Imagine this: You’re on your baby moon in Greece, you’re out for dinner, soaking in the evening sun and you instantly have a craving for calamari—but want to make sure you are safe to eat it during pregnancy...
If this is you, you’ve come to the right place.
Calamari is safe to eat during your pregnancy, as long as it has been fully cooked.
Top Tips for Safely Consuming Calamari Whilst Pregnant:
- Many squid dishes, like calamari, are often seared or fried, but Healthline urges that whether you are cooking at home or at a restaurant it's super important to make sure they’re fully cooked through.
- When cooking Calamari/squid for yourself make sure it is cooked to 62.8 degrees and not served with any other raw fish.
- Avoid sushi dishes that contain any type of fish, as the fish in sushi is mostly raw. There's no guarantee that the squid in sushi is thoroughly cooked, so it’s safest to avoid any sushi dishes with raw fish or other seafood. Most sushi is pre-prepared, making it difficult to know the cooking temperatures or how long it has been on display.
- Limit your overall seafood servings to 2-3 servings per week.
The Centre for disease control and prevention (CDC) also recommends sticking to 2 to 3 servings of shellfish and fish per week, which totals around 200- 300 grams a week. A serving size is around 100 grams before cooking, and it's best to choose low-mercury options (see the chart below) Just keep an eye on/avoid the fish that are higher in mercury, and you’re all set.
Health benefits of Calamari and Squid During Pregnancy:
- Calamari contains omega-3 fatty acids which is crucial for the development of your baby’s brain and nervous system.
- Calamari is a lean, low-calorie source of protein.
- Calamari and squid are good sources of iron during your pregnancy. Foods rich in iron can help you avoid becoming anaemic, may help you feel less tired and may help you stay away from needing to supplement your diet with iron tablets.
Foods to Avoid During Your Pregnancy:
General food preparation is an important step in keeping you well. Keep your hands and surfaces clean and wash all your foods throroughly, especially fruit and vegetables. Always make sure your food is well cooked to ensure any bugs have been killed off with the heat.

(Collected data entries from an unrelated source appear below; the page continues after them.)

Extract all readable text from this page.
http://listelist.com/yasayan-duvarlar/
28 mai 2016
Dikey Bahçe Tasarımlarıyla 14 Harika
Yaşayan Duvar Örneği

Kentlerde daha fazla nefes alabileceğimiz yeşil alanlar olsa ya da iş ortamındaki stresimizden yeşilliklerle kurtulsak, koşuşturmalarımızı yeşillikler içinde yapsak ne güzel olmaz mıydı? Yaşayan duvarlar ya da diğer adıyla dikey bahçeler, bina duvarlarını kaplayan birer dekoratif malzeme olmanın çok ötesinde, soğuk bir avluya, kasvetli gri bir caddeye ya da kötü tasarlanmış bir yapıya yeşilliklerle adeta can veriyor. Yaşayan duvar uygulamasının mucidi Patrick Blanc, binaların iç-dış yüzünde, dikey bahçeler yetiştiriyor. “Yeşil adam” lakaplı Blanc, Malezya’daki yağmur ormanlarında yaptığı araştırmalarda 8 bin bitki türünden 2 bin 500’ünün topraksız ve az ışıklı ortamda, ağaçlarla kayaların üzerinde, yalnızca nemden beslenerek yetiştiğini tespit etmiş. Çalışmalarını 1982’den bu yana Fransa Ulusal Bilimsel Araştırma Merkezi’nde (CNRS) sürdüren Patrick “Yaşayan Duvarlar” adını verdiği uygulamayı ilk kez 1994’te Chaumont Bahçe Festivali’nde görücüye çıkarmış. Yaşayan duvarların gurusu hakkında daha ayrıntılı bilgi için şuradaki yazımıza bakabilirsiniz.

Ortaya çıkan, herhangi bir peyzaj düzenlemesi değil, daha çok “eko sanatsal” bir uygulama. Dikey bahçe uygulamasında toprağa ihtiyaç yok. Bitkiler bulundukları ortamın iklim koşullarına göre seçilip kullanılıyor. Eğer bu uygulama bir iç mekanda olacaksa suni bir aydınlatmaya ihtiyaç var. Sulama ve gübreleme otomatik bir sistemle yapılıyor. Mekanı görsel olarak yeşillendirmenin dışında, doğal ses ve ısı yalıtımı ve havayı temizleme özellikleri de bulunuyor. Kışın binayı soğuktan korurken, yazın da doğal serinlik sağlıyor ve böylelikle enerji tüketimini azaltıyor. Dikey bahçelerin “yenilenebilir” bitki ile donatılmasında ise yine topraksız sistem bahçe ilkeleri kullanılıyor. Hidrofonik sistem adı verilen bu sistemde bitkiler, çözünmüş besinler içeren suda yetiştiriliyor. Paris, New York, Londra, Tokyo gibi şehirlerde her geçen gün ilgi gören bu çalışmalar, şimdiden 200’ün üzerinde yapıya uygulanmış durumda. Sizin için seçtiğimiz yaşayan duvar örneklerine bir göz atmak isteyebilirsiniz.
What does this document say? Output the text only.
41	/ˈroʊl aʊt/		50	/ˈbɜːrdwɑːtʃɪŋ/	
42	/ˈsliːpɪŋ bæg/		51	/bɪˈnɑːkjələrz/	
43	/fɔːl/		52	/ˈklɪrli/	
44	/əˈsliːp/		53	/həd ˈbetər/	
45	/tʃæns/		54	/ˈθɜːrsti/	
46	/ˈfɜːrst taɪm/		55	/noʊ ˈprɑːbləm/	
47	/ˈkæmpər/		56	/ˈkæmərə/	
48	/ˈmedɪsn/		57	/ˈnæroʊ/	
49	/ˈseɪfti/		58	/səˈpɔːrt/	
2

Avoid these foods when pregnant:
1. Foods that are made with unpasteurised milk to avoid listeriosis. Such foods consist of:
- Mould ripended cheeses and soft blue cheeses
- Unpasteurized milk/cream/yogurt
2. Cold cured meats and raw/under cooked meats to avoid toxoplasmosis:
- Liver or liver products
- All kinds of pate
- Prosciutto/pancetta
3. Goose, partridge/pheasant to avoid the risk of lead poisoning
4. Eggs that aren’t British Lion eggs – eggs that are raw or partially cooked can increase your risk of catching salmonella
5. Raw/smoked fish to avoid parasites/bacteria. Specifics to note:
- No more than 2 servings of oily fish a week
- Keep a limit on your tuna consumption (4 tins or 2 tuna steaks a week at most)
- Avoid sushi with raw fish/ sashimi
- Avoid swordfish/marlin and shark due to the mercury levels
6. Liquorice root due to the high levels of glycyrrhizin which has been linked to fetal developmental issues
7. Consume no more than 200mg of caffeine a day (Tommy’s website has a great caffeine calculator to help you understand how much caffeine is too much)
8. No more than 4 cups of herbal tea a day (raspberry leaf tea from 32 weeks only)
9. No high dose vitamins or vitamins that include vitamin A. I would stick to pregnancy approved vitamins and always check with your midwife/doctor before taking any.
10. Avoid alcohol, completely. If you require help with this (or quitting smoking) please contact your midwife or GP and they will be able to support you to get help in stopping.